Bir kudsi hadis-i şerif de şöyle buyurulmaktadır: Ey kullarım! Siz gece ve gündüz durmadan hata işlersiniz. Ben ise bütün günahları bağışlarım. Kim benim bağışlama gücüne sahip olduğumu bilir ve tanırsa, ona mağfiret ederim ve bunu önemsemem
Ey günah işlemekte haddi aşarak nefislerine karşı cinayet işlemiş kullarım! Allah’ın rahmetinden ümit kesmeyin. Muhakkak Allah, bütün günahları bağışlayıcıdır. Çünkü O, çok bağışlayıcıdır,çok esirgeyicidir (Zümer 53)
Ey kulum! Acze düşme. Dua etmek senden, icabet ise bendendir. İstiğfar etmek senden, mağfiretse bendendir. Tevbe etmek senden, seyyiatı hasenata çevirmek bendendir.
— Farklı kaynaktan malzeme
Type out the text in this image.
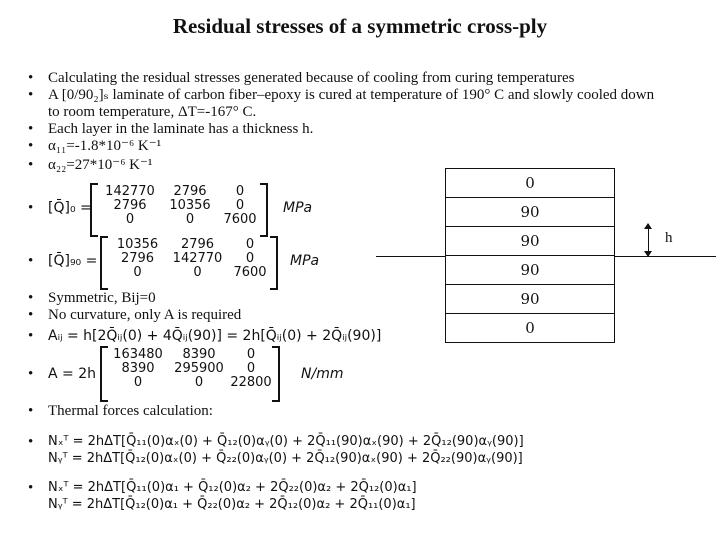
Residual stresses of a symmetric cross-ply
• Calculating the residual stresses generated because of cooling from curing temperatures
• A [0/90₂]ₛ laminate of carbon fiber–epoxy is cured at temperature of 190° C and slowly cooled down
to room temperature, ΔT=-167° C.
• Each layer in the laminate has a thickness h.
• α₁₁=-1.8*10⁻⁶ K⁻¹
• α₂₂=27*10⁻⁶ K⁻¹
• [Q̄]₀ =	MPa
• [Q̄]₉₀ =	MPa
• Symmetric, Bij=0
• No curvature, only A is required
• Aᵢⱼ = h[2Q̄ᵢⱼ(0) + 4Q̄ᵢⱼ(90)] = 2h[Q̄ᵢⱼ(0) + 2Q̄ᵢⱼ(90)]
• A = 2h	N/mm
• Thermal forces calculation:
• Nₓᵀ = 2hΔT[Q̄₁₁(0)αₓ(0) + Q̄₁₂(0)αᵧ(0) + 2Q̄₁₁(90)αₓ(90) + 2Q̄₁₂(90)αᵧ(90)]
Nᵧᵀ = 2hΔT[Q̄₁₂(0)αₓ(0) + Q̄₂₂(0)αᵧ(0) + 2Q̄₁₂(90)αₓ(90) + 2Q̄₂₂(90)αᵧ(90)]
• Nₓᵀ = 2hΔT[Q̄₁₁(0)α₁ + Q̄₁₂(0)α₂ + 2Q̄₂₂(0)α₂ + 2Q̄₁₂(0)α₁]
Nᵧᵀ = 2hΔT[Q̄₁₂(0)α₁ + Q̄₂₂(0)α₂ + 2Q̄₁₂(0)α₂ + 2Q̄₁₁(0)α₁]
142770	2796	0
2796	10356	0
0	0	7600
10356	2796	0
2796	142770	0
0	0	7600
163480	8390	0
8390	295900	0
0	0	22800
0
90
90
90
90
0
h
Aşağıda bu husus açıklanmaktadır;
Bu yüce Allah’ın şu buyruğudur: Ancak tevbe ve iman edip salih ameller işleyenler başka. Çünkü Allah, onların kötülüklerini iyiliğe çevirir. Allah gafurdur, rahimdir (Furkan 70′.
Bu tevbeleri iman ve salih amelle birleşen tövbekarlar için en büyük müjdedir. İşte tövbenin hakikati da budur.
İbn Abbas der ki: Allah Resulünü bu ayetin nuzulüne sevindiği kadar sevindiğini asla görmedim. Bir de şu ayette sevinmiştir: Muhakkak ki biz sana apaçık bir fetih (yolu) açtık; bu suretle Allah, senin geçmiş ve gelecek günahını bağışlayacak, üzerindeki nimetini tamamlayacak ve seni dosdoğru yola iletecektir (Fetih 1-2)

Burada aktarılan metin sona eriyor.